今まで私が頼れる方は助けて頂いた枢機卿さましかいませんでしたが、大聖女の立場になってフィーネさまとヴァナルさまとユキさまたちという方が私を見守ってくれています。
最初は私のことを嫌っているのかもしれないと考えていましたが、フィーネさまが部屋に閉じ籠っていると聞き心配でいても立ってもいられず、彼女の部屋を訪れて正解でした。
今、私はアルバトロス王国の治癒院が開かれている部屋の片隅で、アルバトロス王国の聖女さま方を食い入るように見ています。

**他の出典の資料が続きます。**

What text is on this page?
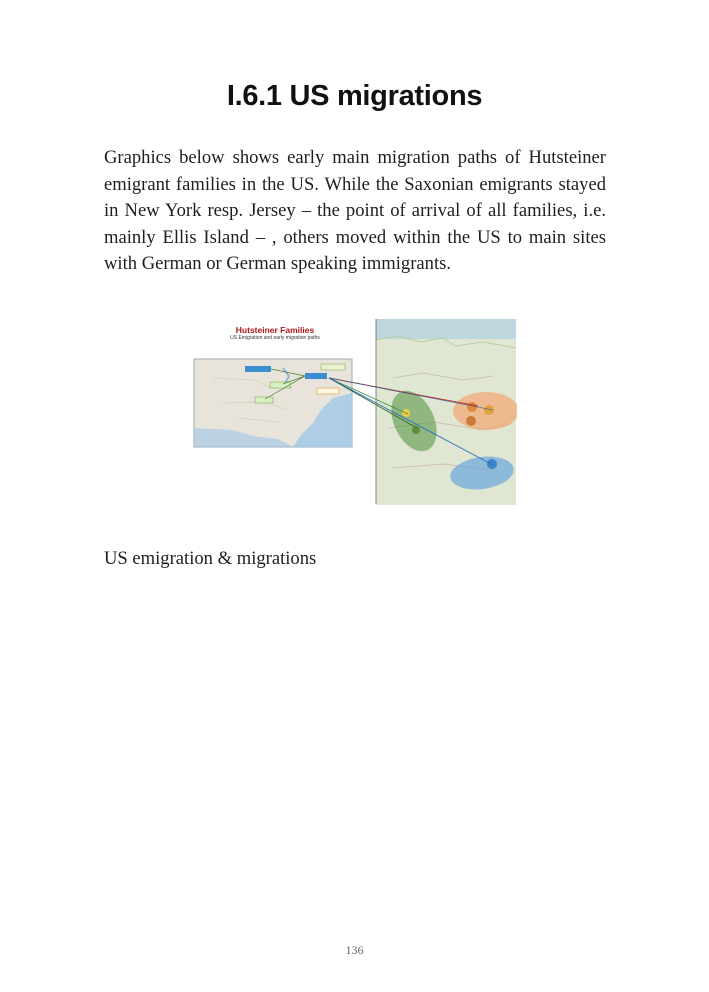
I.6.1 US migrations

Graphics below shows early main migration paths of Hutsteiner emigrant families in the US. While the Saxonian emigrants stayed in New York resp. Jersey – the point of arrival of all families, i.e. mainly Ellis Island – , others moved within the US to main sites with German or German speaking immigrants.

Hutsteiner Families
US Emigration and early migration paths

US emigration & migrations

136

訪れた方に魔術を施して直ぐに治癒を終える聖女さま、訪れた方と少し話をして治癒を施す聖女さまに、じっくりと話を聞きながら時折笑顔を交えてそれから治癒を施される聖女さまがおります。治癒術は症状を聞かなくても治せる聖女さまもいれば、症状を聞いて適切な術を選んで治す聖女さまがいるのだとか。私は症状を聞き出さなくとも術さえ唱えれば傷も病も治せます。
聖王国の大聖堂に勤める聖女さまもいろいろな方がいると知ってはいますが、こうして外側からゆっくりと眺めるのは初めてですし、訪れた方が寄付を払っている姿を見たのも初めてです。聖王国は聖女が寄付金の徴収に関わることはなく、務めを終えれば定額が支給される形です。寄付代は大聖堂に入り、その中から聖女に支払われていると聞きました。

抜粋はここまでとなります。